Finance minister Nirmala Sitharaman recently announced a stimulus package of Rs 20 lakh crore, or 10 per cent of the GDP, in five tranches to give a boost to the economy which will be in the negative territory for the current fiscal.
"Funding of construction projects will be instrumental in helping revive the economy as infrastructure investment has the highest GDP multiplier factor, almost 2.0x, and our industry is among the largest employment generators impacting seven crore households. Risk aversion by financial institutions to infrastructure was prevalent pre-COVID, and has now worsened," HCC Director and Group CEO Arjun Dhawan told PTI.
He further said that contract enforcement and timely dispute resolution is the bedrock of free enterprise and while we all hope for swifter conciliation or court proceedings, an immediate solution is the unqualified payment of arbitration dues without repeated challenge in courts or the onerous requirement of bank guarantees.
"This immediate liquidity will repay lenders, unlock supply chains, protect thousands of MSMEs including migrant labour while restarting the profit cycle that will trigger our economic revival," he added.
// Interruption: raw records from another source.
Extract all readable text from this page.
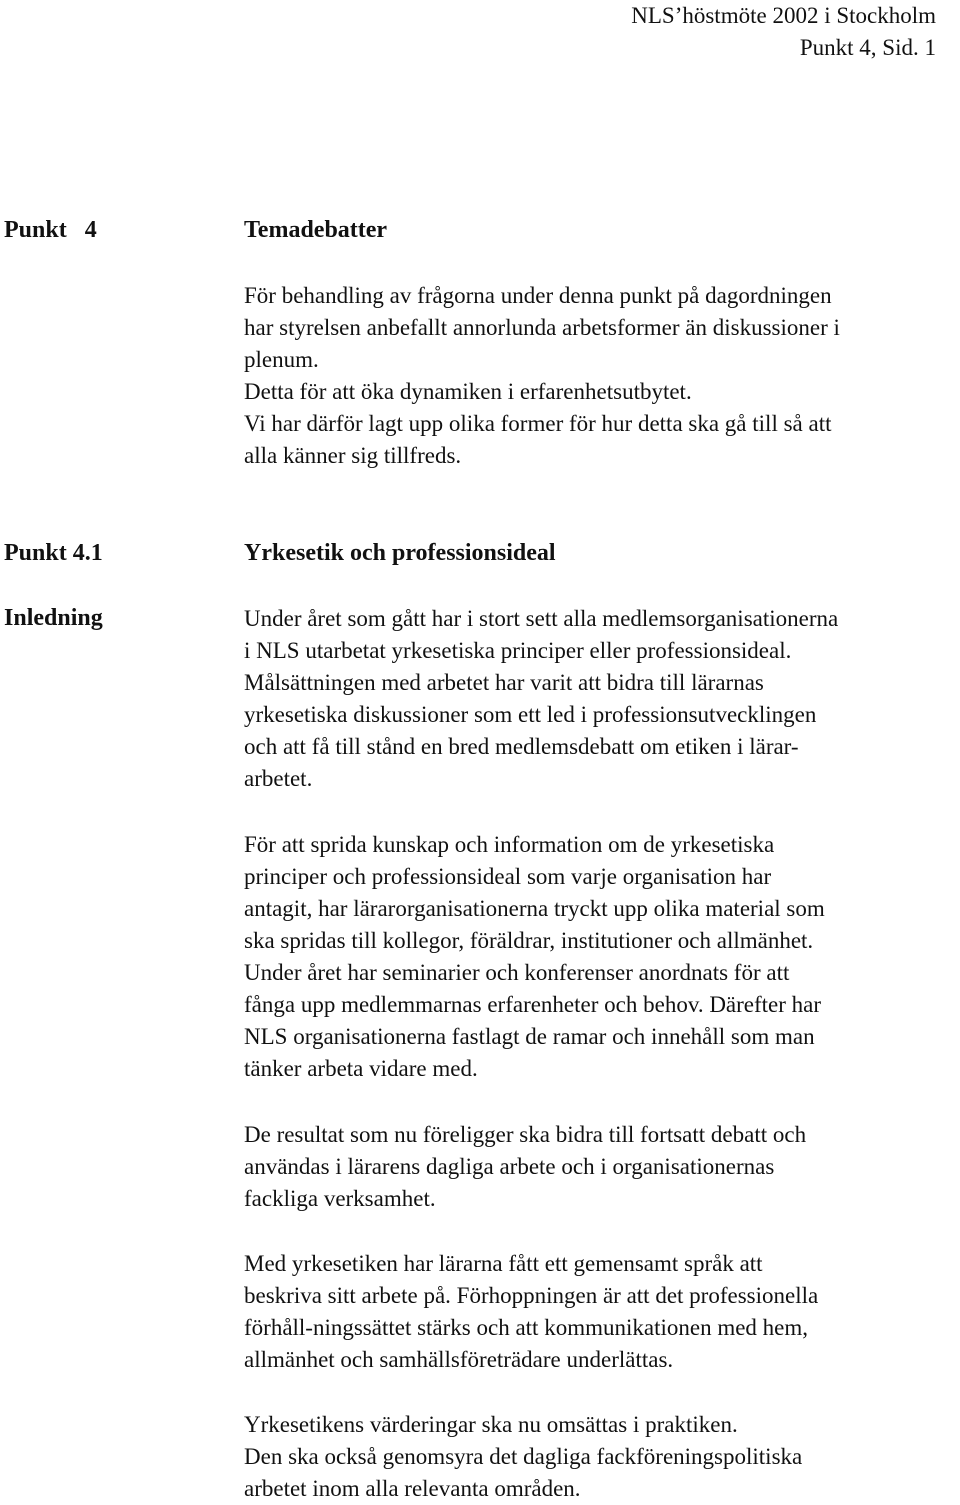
NLS’höstmöte 2002 i Stockholm
Punkt 4, Sid. 1
Punkt   4	Temadebatter
För behandling av frågorna under denna punkt på dagordningen
har styrelsen anbefallt annorlunda arbetsformer än diskussioner i
plenum.
Detta för att öka dynamiken i erfarenhetsutbytet.
Vi har därför lagt upp olika former för hur detta ska gå till så att
alla känner sig tillfreds.
Punkt 4.1	Yrkesetik och professionsideal
Inledning	Under året som gått har i stort sett alla medlemsorganisationerna
i NLS utarbetat yrkesetiska principer eller professionsideal.
Målsättningen med arbetet har varit att bidra till lärarnas
yrkesetiska diskussioner som ett led i professionsutvecklingen
och att få till stånd en bred medlemsdebatt om etiken i lärar-
arbetet.
För att sprida kunskap och information om de yrkesetiska
principer och professionsideal som varje organisation har
antagit, har lärarorganisationerna tryckt upp olika material som
ska spridas till kollegor, föräldrar, institutioner och allmänhet.
Under året har seminarier och konferenser anordnats för att
fånga upp medlemmarnas erfarenheter och behov. Därefter har
NLS organisationerna fastlagt de ramar och innehåll som man
tänker arbeta vidare med.
De resultat som nu föreligger ska bidra till fortsatt debatt och
användas i lärarens dagliga arbete och i organisationernas
fackliga verksamhet.
Med yrkesetiken har lärarna fått ett gemensamt språk att
beskriva sitt arbete på. Förhoppningen är att det professionella
förhåll-ningssättet stärks och att kommunikationen med hem,
allmänhet och samhällsföreträdare underlättas.
Yrkesetikens värderingar ska nu omsättas i praktiken.
Den ska också genomsyra det dagliga fackföreningspolitiska
arbetet inom alla relevanta områden.
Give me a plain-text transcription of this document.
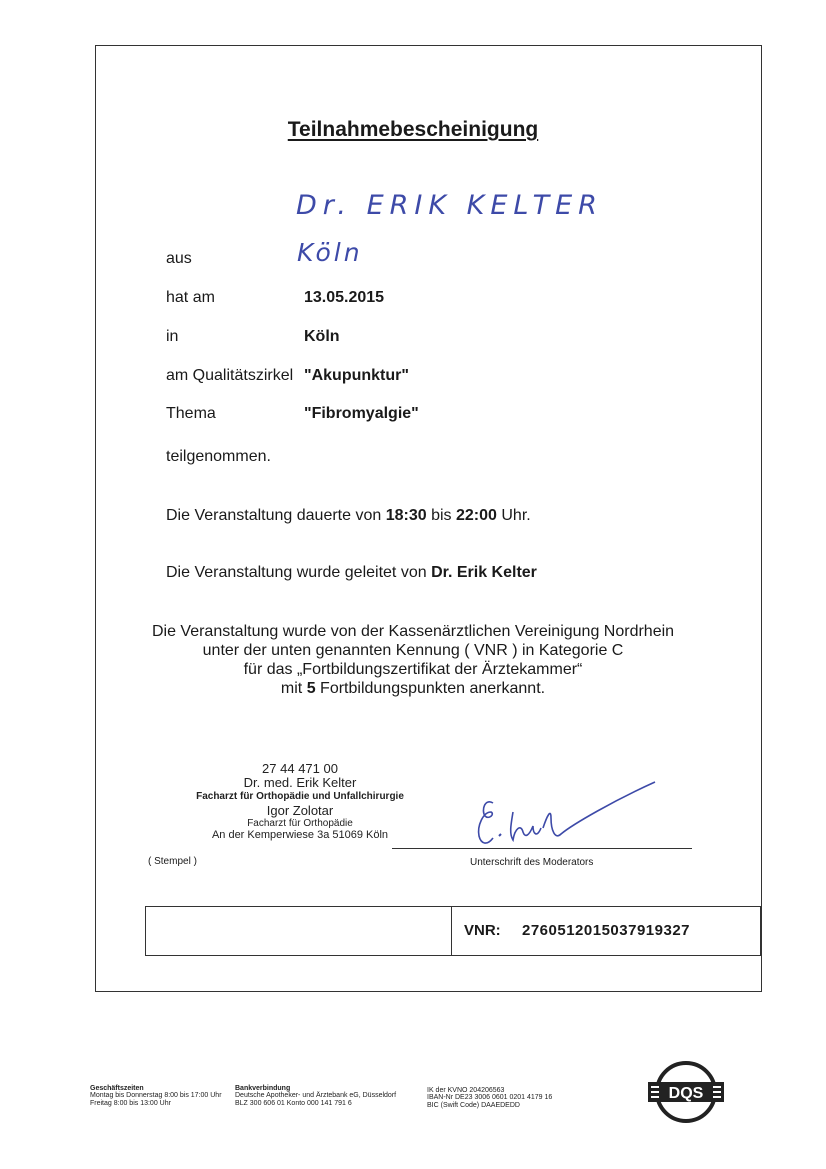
Teilnahmebescheinigung
Dr. ERIK KELTER
aus	Köln
hat am	13.05.2015
in	Köln
am Qualitätszirkel "Akupunktur"
Thema	"Fibromyalgie"
teilgenommen.
Die Veranstaltung dauerte von 18:30 bis 22:00 Uhr.
Die Veranstaltung wurde geleitet von Dr. Erik Kelter
Die Veranstaltung wurde von der Kassenärztlichen Vereinigung Nordrhein
unter der unten genannten Kennung ( VNR ) in Kategorie C
für das „Fortbildungszertifikat der Ärztekammer“
mit 5 Fortbildungspunkten anerkannt.
27 44 471 00
Dr. med. Erik Kelter
Facharzt für Orthopädie und Unfallchirurgie
Igor Zolotar
Facharzt für Orthopädie
An der Kemperwiese 3a 51069 Köln
( Stempel )	Unterschrift des Moderators
VNR: 2760512015037919327
Geschäftszeiten
Montag bis Donnerstag 8:00 bis 17:00 Uhr
Freitag 8:00 bis 13:00 Uhr
Bankverbindung
Deutsche Apotheker- und Ärztebank eG, Düsseldorf
BLZ 300 606 01 Konto 000 141 791 6
IK der KVNO 204206563
IBAN-Nr DE23 3006 0601 0201 4179 16
BIC (Swift Code) DAAEDEDD
DQS
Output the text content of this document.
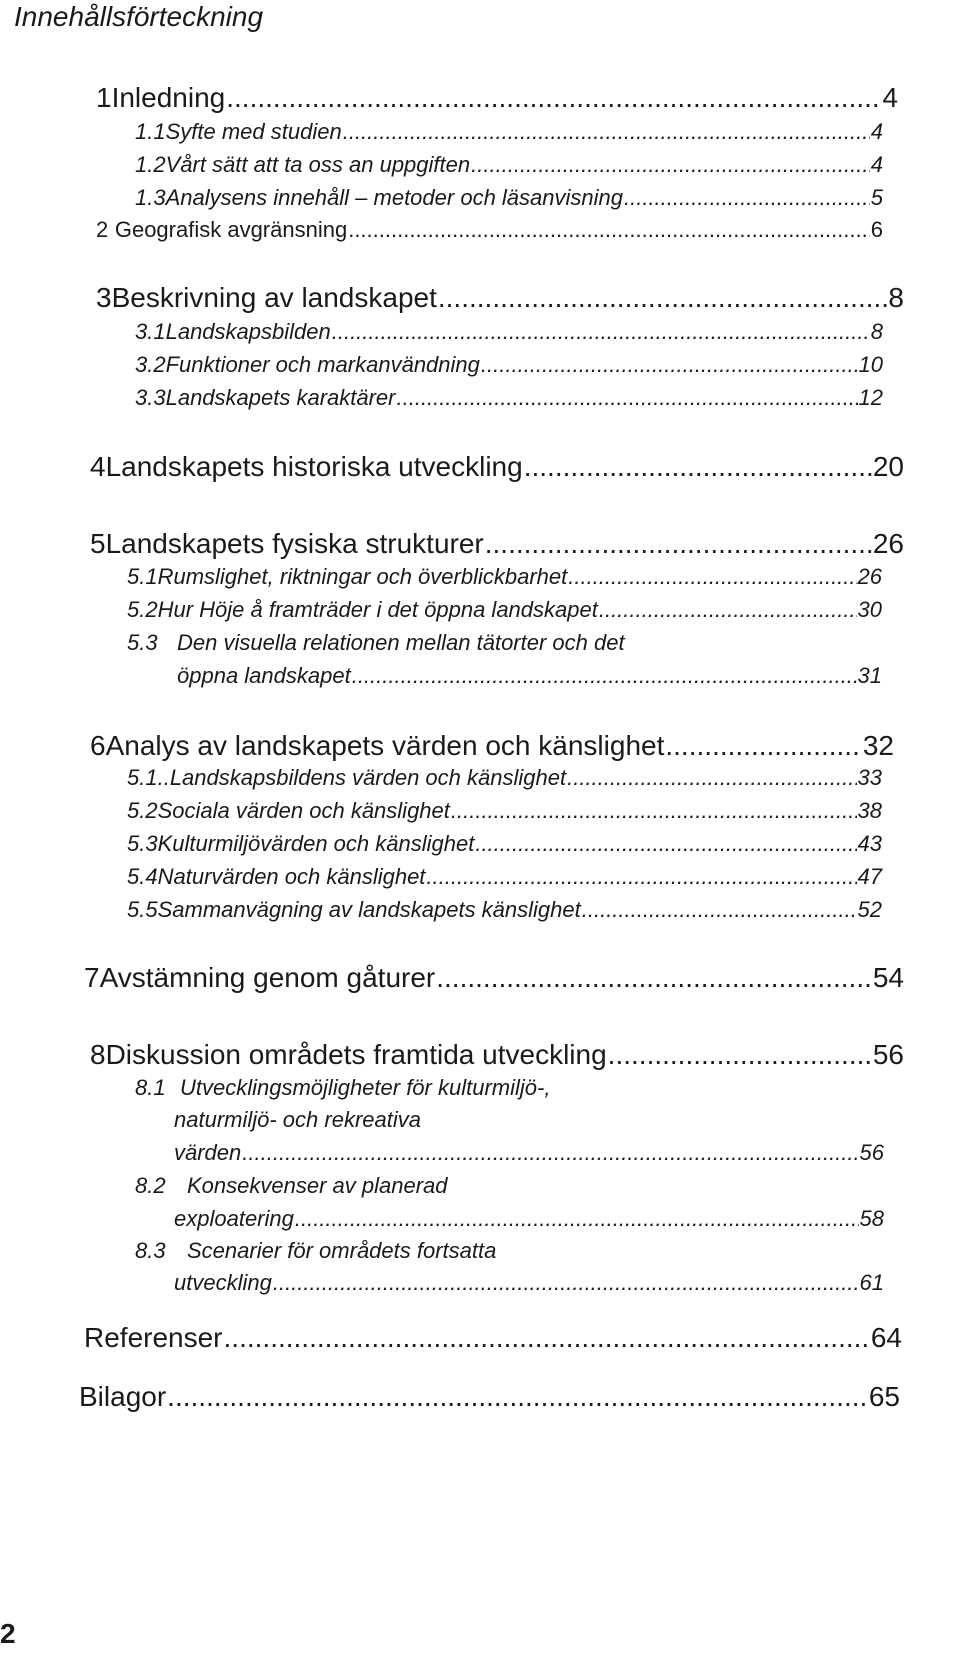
Innehållsförteckning
1 Inledning .....	4
1.1 Syfte med studien .....	4
1.2 Vårt sätt att ta oss an uppgiften .....	4
1.3 Analysens innehåll – metoder och läsanvisning .....	5
2 Geografisk avgränsning .....	6
3 Beskrivning av landskapet .....	8
3.1 Landskapsbilden .....	8
3.2 Funktioner och markanvändning .....	10
3.3 Landskapets karaktärer .....	12
4 Landskapets historiska utveckling .....	20
5 Landskapets fysiska strukturer .....	26
5.1 Rumslighet, riktningar och överblickbarhet .....	26
5.2 Hur Höje å framträder i det öppna landskapet .....	30
5.3 Den visuella relationen mellan tätorter och det
öppna landskapet .....	31
6 Analys av landskapets värden och känslighet .....	32
5.1.. Landskapsbildens värden och känslighet .....	33
5.2 Sociala värden och känslighet .....	38
5.3 Kulturmiljövärden och känslighet .....	43
5.4 Naturvärden och känslighet .....	47
5.5 Sammanvägning av landskapets känslighet .....	52
7 Avstämning genom gåturer .....	54
8 Diskussion områdets framtida utveckling .....	56
8.1 Utvecklingsmöjligheter för kulturmiljö-,
naturmiljö- och rekreativa
värden .....	56
8.2 Konsekvenser av planerad
exploatering .....	58
8.3 Scenarier för områdets fortsatta
utveckling .....	61
Referenser .....	64
Bilagor .....	65
2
National Highways Authority of India (NHAI) alone has at least 180 cases in arbitration involving a sum of about Rs 80,000 crore. The agency has been holding dialogues (with contractors and industry players) to find resolution to disputes through reconciliation.
Meanwhile, the Reserve Bank of India has also slashed the repo rate by 40 basis points in eighth straight cut and also allowed lenders to extend an ongoing moratorium on loan repayment, which was due to end on May 31, by another three months till August 31, a move intended at easing liquidity pressure.
"These initiatives will boost liquidity subsequently as the clients or customers can avail credit, but eventually it would be spent on project execution. The policy announced relaxation in time limits for infra projects, but is silent on who would bear the cost implications of lockdown. Once lockdown ends, we expect more clarity and that would put to rest this debate," Tata Projects Chief Strategy Officer Himanshu Chaturvedi said.
Echoing similar views, global professional services firm Alvarez & Marsal Managing Director Venkataraman Renganathan opined that the stimulus package is a step in the right direction and is intended to infuse liquidity into the system, however, it is a credit line.
"In a way, the stimulus package will get in the liquidity for projects which have been stranded for money. However, we need to understand that this is a credit line and not a bailout package. So, the contractors will have to repay the money.
"The issue of non-settlement of dues by the authorities has been there in the pre-COVID period. However, in the current scenario, the money which they owe to the contractors, if paid, will provide the much needed liquidity to them," he added.
Another industry expert, who did not wish to be named said, "while lending, banks will lend only to those players whose credit scores are good. However, companies which are already under stress due to various reasons, will not get the credit. Many of these players have thousands of crores of rupees pending under arbitration with the government agencies or yet to be paid".